With these four directives, and the other 38 in the pipeline, the EU expects that there will be fewer markets and ultimately one market, an EU market.

Nor is this all. You would think that such a great success story as the City would have few serious detractors within, only those trying to make it even better. Unfortunately there are quislings. Not only are some of the banks like Deutsche Bank firmly on the EU side, as we would expect, there is now a branch of the Britain in Europe campaign in the City set up just over a year ago with over 50 members on its council. Many superannuated politicians now have remunerative and influential positions in the City.

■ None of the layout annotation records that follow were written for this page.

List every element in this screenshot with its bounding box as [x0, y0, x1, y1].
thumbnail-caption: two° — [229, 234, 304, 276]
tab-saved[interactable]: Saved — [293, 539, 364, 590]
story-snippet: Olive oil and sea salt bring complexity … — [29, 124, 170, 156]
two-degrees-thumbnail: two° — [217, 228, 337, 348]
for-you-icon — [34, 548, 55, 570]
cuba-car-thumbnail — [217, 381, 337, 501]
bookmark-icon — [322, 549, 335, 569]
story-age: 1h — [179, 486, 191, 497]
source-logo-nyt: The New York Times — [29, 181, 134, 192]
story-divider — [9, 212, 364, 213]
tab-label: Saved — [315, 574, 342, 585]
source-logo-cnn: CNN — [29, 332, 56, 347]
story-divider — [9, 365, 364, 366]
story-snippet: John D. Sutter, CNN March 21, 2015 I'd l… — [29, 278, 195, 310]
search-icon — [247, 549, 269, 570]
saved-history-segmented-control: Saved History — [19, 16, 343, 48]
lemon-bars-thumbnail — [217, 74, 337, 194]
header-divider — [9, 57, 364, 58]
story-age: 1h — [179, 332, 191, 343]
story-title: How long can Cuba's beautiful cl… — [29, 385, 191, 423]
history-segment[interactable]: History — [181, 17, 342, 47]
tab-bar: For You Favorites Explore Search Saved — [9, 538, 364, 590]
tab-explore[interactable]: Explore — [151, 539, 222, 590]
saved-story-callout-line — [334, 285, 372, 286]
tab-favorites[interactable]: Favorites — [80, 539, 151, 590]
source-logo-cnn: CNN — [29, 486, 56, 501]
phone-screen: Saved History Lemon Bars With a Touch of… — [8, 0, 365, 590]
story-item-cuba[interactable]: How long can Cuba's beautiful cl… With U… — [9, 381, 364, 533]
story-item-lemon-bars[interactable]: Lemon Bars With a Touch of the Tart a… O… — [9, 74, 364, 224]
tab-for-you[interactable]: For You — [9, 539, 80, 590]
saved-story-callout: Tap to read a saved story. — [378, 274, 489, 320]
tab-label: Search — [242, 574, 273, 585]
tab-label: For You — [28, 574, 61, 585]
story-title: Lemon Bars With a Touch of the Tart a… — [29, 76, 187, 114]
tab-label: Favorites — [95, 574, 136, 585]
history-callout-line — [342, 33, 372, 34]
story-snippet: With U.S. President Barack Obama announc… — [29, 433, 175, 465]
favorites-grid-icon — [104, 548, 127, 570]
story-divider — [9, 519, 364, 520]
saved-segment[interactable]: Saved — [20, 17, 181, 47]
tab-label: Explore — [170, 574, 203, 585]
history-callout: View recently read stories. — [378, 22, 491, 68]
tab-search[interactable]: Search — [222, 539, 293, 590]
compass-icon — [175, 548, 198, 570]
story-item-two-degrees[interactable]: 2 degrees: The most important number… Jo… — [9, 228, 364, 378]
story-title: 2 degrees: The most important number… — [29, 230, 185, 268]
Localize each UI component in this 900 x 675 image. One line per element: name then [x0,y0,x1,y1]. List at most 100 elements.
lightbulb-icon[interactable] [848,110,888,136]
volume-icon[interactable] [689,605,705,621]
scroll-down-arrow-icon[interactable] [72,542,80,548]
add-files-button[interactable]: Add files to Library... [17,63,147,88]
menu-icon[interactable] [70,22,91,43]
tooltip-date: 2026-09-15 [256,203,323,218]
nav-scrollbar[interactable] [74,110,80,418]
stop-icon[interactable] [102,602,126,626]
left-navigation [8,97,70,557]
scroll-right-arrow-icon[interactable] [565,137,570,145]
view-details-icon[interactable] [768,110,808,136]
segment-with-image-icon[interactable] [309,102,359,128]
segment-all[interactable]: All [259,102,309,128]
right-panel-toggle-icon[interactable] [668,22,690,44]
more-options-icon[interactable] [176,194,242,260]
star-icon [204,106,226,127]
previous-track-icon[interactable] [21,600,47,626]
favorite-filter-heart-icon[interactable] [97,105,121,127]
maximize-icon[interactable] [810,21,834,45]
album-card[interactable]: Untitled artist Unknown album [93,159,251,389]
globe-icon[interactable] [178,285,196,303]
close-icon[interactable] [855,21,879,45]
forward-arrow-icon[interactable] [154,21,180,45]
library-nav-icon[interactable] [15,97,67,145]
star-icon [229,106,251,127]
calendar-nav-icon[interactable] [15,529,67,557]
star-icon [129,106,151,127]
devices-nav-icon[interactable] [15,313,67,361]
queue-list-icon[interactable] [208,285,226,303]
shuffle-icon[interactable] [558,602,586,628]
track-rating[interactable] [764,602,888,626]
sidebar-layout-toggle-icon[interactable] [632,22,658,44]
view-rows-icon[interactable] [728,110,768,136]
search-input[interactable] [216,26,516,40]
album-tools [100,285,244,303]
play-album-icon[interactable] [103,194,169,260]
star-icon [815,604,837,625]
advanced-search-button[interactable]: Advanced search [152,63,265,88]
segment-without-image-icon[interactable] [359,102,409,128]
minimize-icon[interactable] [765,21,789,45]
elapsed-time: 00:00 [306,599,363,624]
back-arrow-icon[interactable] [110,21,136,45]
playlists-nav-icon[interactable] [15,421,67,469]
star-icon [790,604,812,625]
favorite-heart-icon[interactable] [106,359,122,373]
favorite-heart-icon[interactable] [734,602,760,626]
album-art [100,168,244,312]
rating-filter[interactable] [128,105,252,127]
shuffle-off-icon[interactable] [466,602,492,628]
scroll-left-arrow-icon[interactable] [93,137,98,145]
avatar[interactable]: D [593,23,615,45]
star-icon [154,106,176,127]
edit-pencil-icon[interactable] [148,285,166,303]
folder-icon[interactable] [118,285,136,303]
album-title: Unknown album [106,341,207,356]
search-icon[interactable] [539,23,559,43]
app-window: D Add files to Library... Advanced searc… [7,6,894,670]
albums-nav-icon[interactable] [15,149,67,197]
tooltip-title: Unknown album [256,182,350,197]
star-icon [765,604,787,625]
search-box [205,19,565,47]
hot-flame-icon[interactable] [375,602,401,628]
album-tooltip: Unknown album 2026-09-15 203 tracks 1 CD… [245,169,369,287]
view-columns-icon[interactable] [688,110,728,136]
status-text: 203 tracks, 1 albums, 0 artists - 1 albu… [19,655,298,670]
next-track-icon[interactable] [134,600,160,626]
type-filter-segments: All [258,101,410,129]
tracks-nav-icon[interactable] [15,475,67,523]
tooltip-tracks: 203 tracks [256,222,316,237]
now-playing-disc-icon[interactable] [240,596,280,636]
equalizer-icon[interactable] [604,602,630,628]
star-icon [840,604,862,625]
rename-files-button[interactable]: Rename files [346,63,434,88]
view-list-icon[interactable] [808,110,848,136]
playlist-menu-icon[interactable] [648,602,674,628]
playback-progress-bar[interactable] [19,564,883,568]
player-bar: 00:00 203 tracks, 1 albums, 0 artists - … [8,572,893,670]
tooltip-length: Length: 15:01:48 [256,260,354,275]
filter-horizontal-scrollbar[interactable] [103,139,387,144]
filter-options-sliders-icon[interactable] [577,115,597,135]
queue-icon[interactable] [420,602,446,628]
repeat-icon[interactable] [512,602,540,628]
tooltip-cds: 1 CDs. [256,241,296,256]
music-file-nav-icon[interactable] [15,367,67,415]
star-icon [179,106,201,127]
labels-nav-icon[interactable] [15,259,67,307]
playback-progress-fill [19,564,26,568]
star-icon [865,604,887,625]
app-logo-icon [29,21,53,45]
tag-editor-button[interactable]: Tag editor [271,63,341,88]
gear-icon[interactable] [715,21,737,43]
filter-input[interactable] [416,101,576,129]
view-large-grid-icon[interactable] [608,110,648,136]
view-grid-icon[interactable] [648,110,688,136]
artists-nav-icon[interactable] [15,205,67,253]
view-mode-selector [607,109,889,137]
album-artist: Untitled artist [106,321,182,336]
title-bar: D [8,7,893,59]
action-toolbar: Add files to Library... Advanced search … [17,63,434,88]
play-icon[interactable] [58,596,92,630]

Here are just a few of the old favourites active in the City in Europe: Lord Brittan and Lord Tristran Garel-Jones at UBS Warburg; Lord Tugendhat, Chairman of TU Fund Managers; Lord Howe at JP Morgan; Peter Sutherland, Chairman of Goldman Sachs; Lord Dick Taverne, Chairman of AXA, and Adair Turner, Vice Chairman of Merrill Lynch Europe. Interestingly, the Chief Economists of both KPMG and PricewaterhouseCoopers are both members. Perhaps they are anxious for the many lucrative contracts put out by Brussels.

In conclusion, we in the UK are being lined up to take the financial strain from the struggling German economy. And French and German envy and their need to dominate and control are paramount. As a result we will be very second-rate, on the fringes of Europe.

I am sad to say as a Conservative that my party in Strasbourg not only voted for the Single Financial Market, but in speeches enthusiastically supported it.

There can be no excuse for cheering at the destruction of the City of London.